Strainer Drills

Strainers are some of the most common hazards that people working in a moving water environment are likely to encounter. In urban floods, a strainer can be formed from anything and everything: signage, debris, vehicles, fences, even buildings themselves. In a whitewater environment fallen trees and badly placed fences create serious hazards.

As part of a SFR, SRT, or a WRT-PRO course, students are required to perform a strainer drill. This raises the question: why get students to practise something that should never happen?

Avoidance

Operationally, technicians and responders should be able to identify strainers and perform a risk assessment based on where the strainer is positioned in the flow: the severity and likelihood of being swept into the strainer is based on its position relative to the current vector. Once the rescuers have assessed the risk that the strainer presents, they will then need to identify any appropriate control measures. It may be that the team still chooses to work upstream of the strainer, but with enough time and space, eddies and downstream cover, that the risk can be mitigated. Possibly the risk of operating upstream of the strainer is too great and they choose to avoid it completely by working downstream of it, or even remove it. It may be that strainers are identified in a channel, but the space around the hazards seems adequate for the swimmers or boat handlers to avoid them. There are infinite variations on how and where a strainer might present itself, but the important message is that they should be identified, and they should be avoided.

The drill

If the take-away message about strainers is to identify and avoid them, then why perform a practical session where students swim onto and over the strainers?
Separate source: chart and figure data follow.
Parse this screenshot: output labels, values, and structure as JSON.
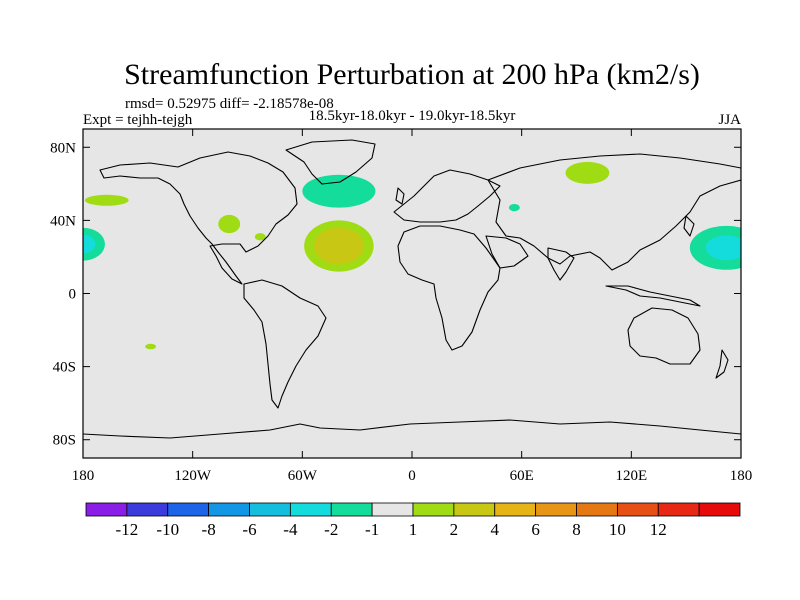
{
  "chart_data": {
    "type": "map-contour",
    "title": "Streamfunction Perturbation at 200 hPa (km2/s)",
    "stats_line": "rmsd= 0.52975 diff= -2.18578e-08",
    "period_line": "18.5kyr-18.0kyr - 19.0kyr-18.5kyr",
    "left_label": "Expt = tejhh-tejgh",
    "right_label": "JJA",
    "lon_range": [
      -180,
      180
    ],
    "lat_range": [
      -90,
      90
    ],
    "x_ticks": [
      {
        "lon": -180,
        "label": "180"
      },
      {
        "lon": -120,
        "label": "120W"
      },
      {
        "lon": -60,
        "label": "60W"
      },
      {
        "lon": 0,
        "label": "0"
      },
      {
        "lon": 60,
        "label": "60E"
      },
      {
        "lon": 120,
        "label": "120E"
      },
      {
        "lon": 180,
        "label": "180"
      }
    ],
    "y_ticks": [
      {
        "lat": 80,
        "label": "80N"
      },
      {
        "lat": 40,
        "label": "40N"
      },
      {
        "lat": 0,
        "label": "0"
      },
      {
        "lat": -40,
        "label": "40S"
      },
      {
        "lat": -80,
        "label": "80S"
      }
    ],
    "colorbar": {
      "colors": [
        "#8a1ee6",
        "#3c3cdc",
        "#1e64e6",
        "#1496e6",
        "#14bedc",
        "#14dcdc",
        "#14dc9a",
        "#e6e6e6",
        "#a0dc14",
        "#c8c814",
        "#e6b414",
        "#e69614",
        "#e67814",
        "#e65014",
        "#e62814",
        "#e60a0a"
      ],
      "boundaries": [
        -12,
        -10,
        -8,
        -6,
        -4,
        -2,
        -1,
        1,
        2,
        4,
        6,
        8,
        10,
        12
      ],
      "labels": [
        "-12",
        "-10",
        "-8",
        "-6",
        "-4",
        "-2",
        "-1",
        "1",
        "2",
        "4",
        "6",
        "8",
        "10",
        "12"
      ]
    },
    "anomalies": [
      {
        "name": "north-atlantic-positive",
        "lon": -40,
        "lat": 26,
        "rlon": 19,
        "rlat": 14,
        "value": 3.5
      },
      {
        "name": "east-pacific-positive-left",
        "lon": -100,
        "lat": 38,
        "rlon": 6,
        "rlat": 5,
        "value": 1.5
      },
      {
        "name": "gulf-positive-small",
        "lon": -83,
        "lat": 31,
        "rlon": 3,
        "rlat": 2,
        "value": 1.5
      },
      {
        "name": "north-pacific-positive",
        "lon": -167,
        "lat": 51,
        "rlon": 12,
        "rlat": 3,
        "value": 1.5
      },
      {
        "name": "central-asia-positive",
        "lon": 96,
        "lat": 66,
        "rlon": 12,
        "rlat": 6,
        "value": 1.5
      },
      {
        "name": "south-pacific-positive-small",
        "lon": -143,
        "lat": -29,
        "rlon": 3,
        "rlat": 1.5,
        "value": 1.5
      },
      {
        "name": "north-atlantic-negative",
        "lon": -40,
        "lat": 56,
        "rlon": 20,
        "rlat": 9,
        "value": -1.5
      },
      {
        "name": "west-pacific-negative",
        "lon": 172,
        "lat": 25,
        "rlon": 20,
        "rlat": 12,
        "value": -2.5
      },
      {
        "name": "east-pacific-negative-edge",
        "lon": -180,
        "lat": 27,
        "rlon": 12,
        "rlat": 9,
        "value": -2.5
      },
      {
        "name": "caspian-negative-small",
        "lon": 56,
        "lat": 47,
        "rlon": 3,
        "rlat": 2,
        "value": -1.5
      }
    ]
  }
}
There are two main reasons:

  1. Stuff doesn’t always go to plan… avoidance is one layer of safety; but often factors such as casualties, tasks, and changes to the environment can mean that a rescuer may need to deal reactively to a hazard in front of them. For a hazard as ubiquitous as a strainer, a rescuer should be given as many layers of safety as possible. An aggressive swim over, or up onto a strainer is a rescuer’s best chance of not getting swept underneath it.
  2. Experiential: there is a strong argument for running a strainer drill session in reasonably benign water – the same place or similar to where a wading session would be run. If a strainer drill is run in high energy, turbulent water, there is an increased likelihood of causing injury to students, but also the message is not particularly useful: it is terrifying; the student could tell you that without having to do the drill… Running the drill in slow moving water, that appears fairly benign, can give a much stronger and more surprising message. Encouraging students to drop onto the strainer defensively, allowing their feet to go underneath and then try to get themselves back over the top can provide a valuable lesson about the perceived and the real power of relatively benign water. If taught correctly, with the appropriate message, this session can add greatly to a student’s understanding and experience of a moving water environment: strainers within wadeable water can present a real hazard to rescuers.

It should be made clear that, if a rescuer finds themselves on the upstream side of a strainer, there have been multiple failings in their planning and decision making. A strainer drill should have two distinct elements: the experiential and the survival technique. It is the job of the instructor to clarify what the purpose of each part of the session is, and to clarify the message behind it. Students should be in no doubt that they do not want to go under a strainer due to the potential blockages and entrapments that may exist under the water. Students should prioritise the thorough inspection and risk assessment of a site, but also know that in a bad situation they should invest all of their energy into getting over or as high up a strainer as possible by swimming aggressively towards it, because if they allow any part of their body to go underneath, it is near impossible to pull themselves back out.

Summary

  • Identify and avoid strainers.
  • Ensure control measures are robust and realistic if working upstream of strainers.
  • Run strainer drills in lower energy environments to give a stronger message. NB there should be enough movement in the water to ensure that students get an appreciation of the force and consequence of washing onto a strainer.
  • Experiential: go part way under then try to get back over.
  • Survival mode: go aggressive, get over or high up on the strainer.

 

Rob Litherland is Curriculum Developer for Rescue 3 Europe. He is a Rescue 3 Instructor trainer in multiple disciplines.